Using Bookmarklets on Mobile
This is a follow-up to my post CSS Bookmarklets for Testing and Fixing.
While surfing Medium the other day I chose to read a comment. As usual, the comment overlay came up at the bottom of my screen with an option to see replies. When I tapped the replies link, I was immediately prompted to log in. This was new.
In the time between me tweeting Medium to complain, and them responding that it was a bug, I wrote a bookmarklet to remove that login overlay.
This was the easy part. The hard part was using the bookmarklet on my mobile.
As you may already know, there is no bookmark bar in the average mobile browser (at least not on smaller screens). Viewing bookmarks will generally take you to a new tab or screen, meaning a bookmarklet cannot affect the page you were viewing.
Conveniently, once you create a bookmark it becomes available through the auto-complete feature of the browser address bar. In this case, while viewing the page I tapped the address bar and started typing the name of my new bookmarklet. It helps that I remembered this, otherwise it might have taken more time.
This allows you to use bookmarklets you have specifically crafted to improve your mobile experience, or just general bookmarklets that you might not have thought would work on mobile.Related
Fix Medium Bookmarklet
Hopefully by the time your read this Medium will have fixed the issue. If not, here is the bookmarklet I use:
javascript:(function(){var a=document.createElement('style'),b;document.head.appendChild(a);b=a.sheet;b.insertRule('.overlay{display:none !important;}',0);})()
Copy or drag the link to your bookmarks, or make a new one and paste the code from above: Fix Medium
Of note: after you do this, the hit state of the View n replies
link is partially blocked. You need to tap at the very top of the link. If that requires too much precision, then zoom in until it it wraps to two lines and tap the top line of text.
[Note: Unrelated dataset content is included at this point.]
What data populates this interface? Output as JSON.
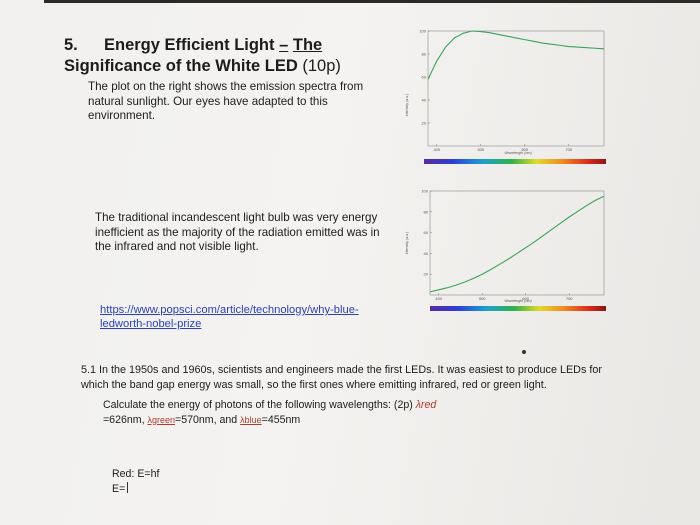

What I Was Reading on Medium
Christian Heilmann wrote a great post on the web application myth, which may be the title, though I can’t be sure because Medium’s URLs never match what may be the page title, which is denoted by an h3
because there is no h1
nor h2
on the page…
Anyway, regardless of title, go read what I’ll title The Web Application Myth: Web applications don’t follow new rules.
Update: 8 December 2022
Still works.
3 Comments
Really useful Adrian, thanks. I’ve got some accessibility bookmarklets that I was frustrated that I couldn’t use on my mobile.
Iwill try the technique.
Hi, if you still check this page, I tried your clever trick on Samsung stock browser with no luck, I have my shortcut with code made. Does the bookmarklet code actually append to the current url in address bar or replace it? Thanks!
In response to .Hi, if you still check this page…
I get notified of comments.
I quickly tried my Link Underlines bookmarklet (which I have as a bookmark in my browsers) on a GitHub page using both Firefox and Chrome for Android. It worked. It did not replace the URL in the address bar.